EUR: Under the veil of Italian politics
The euro declined and the 10-year BTP bund spread widened materially (this time the 2yr BTP also sold off sharply) in response to President Sergio Mattarella’s refusal to appoint a populist government of the League and Five Star movement with a eurosceptic finance minister. With the proposed “neutral” government unlikely to obtain a vote of confidence, the probability of early elections (sometimes in September / October) has increased materially. As per Italy: Last minute showdown, current opinion polls suggest populist parties are leading the pack. This, in turn, suggests the veil of political uncertainty is likely to remain, capping any material euro upside and weighing on the currency (particularly if populist parties radicalise their message). That said, we note that some of the euro decline yesterday might have been exaggerated by thin liquidity, as both the UK and the US were closed for a holiday. We also note that EUR/USD now trades with a rather significant risk premium (worth 3.0% based on our short-term financial fair value model, which is well outside its 1.5 standard deviation band). This suggests a degree of cushion against any pronounced EUR/USD decline.

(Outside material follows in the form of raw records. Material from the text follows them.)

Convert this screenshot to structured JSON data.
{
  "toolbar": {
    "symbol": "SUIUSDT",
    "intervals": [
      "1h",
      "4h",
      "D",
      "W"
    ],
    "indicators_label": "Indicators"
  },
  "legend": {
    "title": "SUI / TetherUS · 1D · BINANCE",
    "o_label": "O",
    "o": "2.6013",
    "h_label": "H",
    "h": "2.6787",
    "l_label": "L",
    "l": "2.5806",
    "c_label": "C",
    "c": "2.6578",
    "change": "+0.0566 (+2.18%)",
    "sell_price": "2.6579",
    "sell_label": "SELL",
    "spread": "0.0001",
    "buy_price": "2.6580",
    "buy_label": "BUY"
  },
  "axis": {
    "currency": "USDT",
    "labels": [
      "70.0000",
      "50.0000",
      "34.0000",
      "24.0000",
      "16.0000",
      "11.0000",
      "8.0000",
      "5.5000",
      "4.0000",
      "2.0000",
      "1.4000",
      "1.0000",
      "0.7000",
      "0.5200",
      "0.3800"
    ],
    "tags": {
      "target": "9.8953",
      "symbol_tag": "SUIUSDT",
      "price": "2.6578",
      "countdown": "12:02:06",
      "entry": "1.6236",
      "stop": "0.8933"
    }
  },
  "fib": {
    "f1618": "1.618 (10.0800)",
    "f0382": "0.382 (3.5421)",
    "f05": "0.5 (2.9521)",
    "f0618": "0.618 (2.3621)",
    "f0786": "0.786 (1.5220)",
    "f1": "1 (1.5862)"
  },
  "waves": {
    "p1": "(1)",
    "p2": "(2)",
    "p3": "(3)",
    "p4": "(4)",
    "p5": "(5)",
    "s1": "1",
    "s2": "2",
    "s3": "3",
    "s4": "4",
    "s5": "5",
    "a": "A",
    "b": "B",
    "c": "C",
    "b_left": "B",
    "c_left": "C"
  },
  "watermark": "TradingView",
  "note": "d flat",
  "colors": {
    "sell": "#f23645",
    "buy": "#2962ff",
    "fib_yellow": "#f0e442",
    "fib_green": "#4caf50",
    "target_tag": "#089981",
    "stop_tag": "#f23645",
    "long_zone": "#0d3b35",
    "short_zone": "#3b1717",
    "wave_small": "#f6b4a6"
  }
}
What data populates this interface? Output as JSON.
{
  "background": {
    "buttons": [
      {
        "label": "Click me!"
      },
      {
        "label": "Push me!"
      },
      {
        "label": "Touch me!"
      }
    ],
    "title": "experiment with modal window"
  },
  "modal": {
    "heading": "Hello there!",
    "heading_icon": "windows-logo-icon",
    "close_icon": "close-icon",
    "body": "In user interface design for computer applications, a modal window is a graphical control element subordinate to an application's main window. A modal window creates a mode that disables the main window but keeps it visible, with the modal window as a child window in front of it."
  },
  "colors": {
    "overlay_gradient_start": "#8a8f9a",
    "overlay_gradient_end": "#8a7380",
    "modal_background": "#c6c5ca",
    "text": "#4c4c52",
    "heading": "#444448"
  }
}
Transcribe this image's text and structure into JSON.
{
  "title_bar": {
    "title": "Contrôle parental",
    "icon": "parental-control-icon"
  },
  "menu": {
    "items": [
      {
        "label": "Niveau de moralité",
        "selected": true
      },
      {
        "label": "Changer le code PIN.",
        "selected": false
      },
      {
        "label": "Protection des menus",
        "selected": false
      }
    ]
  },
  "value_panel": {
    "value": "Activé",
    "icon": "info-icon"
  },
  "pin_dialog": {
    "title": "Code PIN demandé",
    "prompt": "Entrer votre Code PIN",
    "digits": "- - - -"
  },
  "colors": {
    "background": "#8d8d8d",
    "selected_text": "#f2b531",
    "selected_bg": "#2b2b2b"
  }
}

USD: Still supported despite the drop in UST yields
US Treasury yields reversed in response to the mix of Italian political uncertainty and lower oil prices (10-year UST now trading below 2.90%). While USD/JPY is set to grind lower, the dollar, in general, should retain support particularly against European currencies (the FX segments most sensitive to Italian woes) and emerging markets FX.
JPY: Attractive yet again
The Japanese yen received a boost from the mix of Italian political uncertainty and lower US Treasury yields. JPY will likely stay supported, though we may see some modest reversal in USD/JPY upwards on Friday in response to a solid US labour market report.
TRY: The big leap forward to turn lira fortunes around
In the next big step towards restoring credibility and following a 300bp hike last week, the Central Bank of Turkey decided to simplify its policy set up, making the one-week repo rate relevant again (increasing it to 16.5% from 1 June) and setting up a symmetric corridor around it (+/- 150bp). We see it as positive for the Turkish lira, providing some stability to and scope for outperformance of the currency in coming days (even in the currently challenging environment for emerging market assets). We note that following the pronounced sell off, the lira is extremely undervalued, by around 30% against the US dollar based on our BEER model. Although not our base case, we don’t rule another hike at the CBT meeting on 7 June in order for the CBT to cement its improving credibility. We don’t expect market concerns about the post-election policy mix to fully subside, though for now, the CBT has made two ultra-important steps to stem the downward lira spiral.